A new contract for correctional officers has been negotiated through the union and approved by Governor Gavin Newsom: $1 billion granted with an approximate of $10,000 per officer as bonuses as a result of prisons closing throughout the state.
The tentative deal for the California Correctional Peace Officers Association is loaded with other incentives that collectively increase compensation for about 26,000 prison guards through a combination of raises, retirement perks and pay differentials for working overnight.
All correctional officers represented by the union known as CCPOA will receive 3% raises this year and next. They'll also gain bonuses of at least $2,400 for health and wellness. Many new cadets will get $5,000 depending on where they work. The $10,000 bonuses will go to correctional officers at Salinas Valley State Prison; California State Prison, Sacramento; and R. J. Donovan Correctional Facility in San Diego.
This financial implantation includes pensions under the California Public Employees' Retirement System to accrue along with the state-funded retirement plan shifted for CO's. It calls on the state to deposit $475 in a 401(k) plan for each permanent, full-time employee in November 2024, and then for the state to put a sum equal to 1% of each officer's base wages into the plan every month beginning in January 2025.
When passed, it will definitely cost over $1 billion for the agreement to be fully effective over the next three years, according to a statement made by the state. By law, the agreement must be approved by the union and Legislature and signed by the governor before it goes into effect.

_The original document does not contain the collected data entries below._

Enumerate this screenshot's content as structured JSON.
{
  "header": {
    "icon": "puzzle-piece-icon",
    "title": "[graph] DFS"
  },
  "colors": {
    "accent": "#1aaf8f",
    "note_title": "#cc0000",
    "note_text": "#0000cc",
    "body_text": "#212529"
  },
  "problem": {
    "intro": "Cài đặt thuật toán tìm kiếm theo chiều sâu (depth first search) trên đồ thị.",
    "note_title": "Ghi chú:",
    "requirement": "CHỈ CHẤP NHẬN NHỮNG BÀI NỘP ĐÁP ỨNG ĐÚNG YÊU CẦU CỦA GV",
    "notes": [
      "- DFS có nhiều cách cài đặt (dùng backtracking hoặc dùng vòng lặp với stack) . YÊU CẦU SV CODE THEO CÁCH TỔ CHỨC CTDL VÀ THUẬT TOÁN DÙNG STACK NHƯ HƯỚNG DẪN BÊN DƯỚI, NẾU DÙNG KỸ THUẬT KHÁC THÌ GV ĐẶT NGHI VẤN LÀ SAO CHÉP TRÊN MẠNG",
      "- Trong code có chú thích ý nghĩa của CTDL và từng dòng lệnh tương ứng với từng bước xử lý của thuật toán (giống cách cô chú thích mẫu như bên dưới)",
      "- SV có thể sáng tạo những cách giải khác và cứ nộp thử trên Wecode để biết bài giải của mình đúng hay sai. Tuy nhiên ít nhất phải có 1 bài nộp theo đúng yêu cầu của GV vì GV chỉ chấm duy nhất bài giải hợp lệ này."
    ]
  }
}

“The contract discussions are going smoothly, and we have reached a tentative agreement that will first go through our internal process before we comment publicly about the substance of it,” said Glen Stailey, president of the California Correctional Peace Officers Association.
The contract comes as the Newsom administration is trying to cut prison spending in other ways. California's corrections budget runs about $15 billion a year even though the state prison population fell from some 160,000 inmates in 2011 to about 96,000 today. Newsome has closed two prisons and he plans to shut two more by 2025.
There has been a 6 percent decrease in the correctional officers' union while simultaneously as Newsom has taken office, according to a CalMatters analysis of summary collective bargaining agreements since July 2019.
In 2022, The California Department of Human Resources released a compensation survey that made comparisons between prison guard pay and benefits that were in offering for deputy sheriffs for the six largest counties in California. The agencies are comparable, according to the survey, because deputy sheriffs hold similar jobs in the state's county-run jails.
Results from the survey included prison guards in the state to have earned a salary of $110,000 including salary incentives, 10 percent less than what jail deputies make. Putting benefits into the equation, the total compensation for a state prison guard is 23 percent less than in comparison to what jail deputies make.
A representative for the corrections department said the bonuses are part of the state's recruitment and retention plans.
“Overall, we are experiencing challenges in recruitment similar to other law enforcement agencies, coupled with the need to fill jobs in every part of the state,” said Mary Xjimenez, a spokesperson for the California Department of Corrections and Rehabilitation. “Our recruitment efforts are extensive and ongoing, with retention bonuses being part of our overall efforts.”
Bonuses for retention purposes towards prison workers of the state range from $2,400 and $5,000, according to the California Department of Human Resources.
According to CalMatters, “The $10,000 differential could go to more than 2,300 correctional officers at the three prisons, according to employee vacancy data from the state controller. New workers at those same three prisons would also be eligible for a relocation bonus.”
From the last update which was July 31st, only about 10 percent of correctional officer positions were not yet filled statewide.
Per prison for example, 22 percent as the vacancy rate for Sacramento State Prison; 4 percent for Donovan, and 7 percent for Salinas Valley.
Three prisons with a vacancy rate of 10% or more and over-filled with prisoners are not included in the retention differential, according to data from the state controller.
Along with this retention differential, this agreement is also pursuing to have a $5,000 transfer bonus for cadets that choose to be employed at a facility once graduated from the academy.
$2,400 would also be included within employees' benefits for mental health services and wellbeing activities including exercising and counseling, according to the agreement. There has not been clarification if employees have to verify their activities.
Bilingual guards will see their pay bonus double to $200 each month, and night shift and weekend pay will increase from $1.50 to $2.50 an hour.
The Newsom administration recently gave additional pay incentives to other state employees working in state prisons. A tentative agreement for about 5,000 state mental health professionals includes $10,000 bonuses for psychologists and clinical social workers, many of whom work in prisons. And a new contract for the union that represents state maintenance workers includes $1,500 bonuses for employees in state prisons.
Last year, as the state prepared to close the Division of Juvenile Justice, the administration agreed to offer hundreds of youth prison workers, including correctional officers, up to $50,000 bonuses to stay on the job. The division closed on July 1, 2023.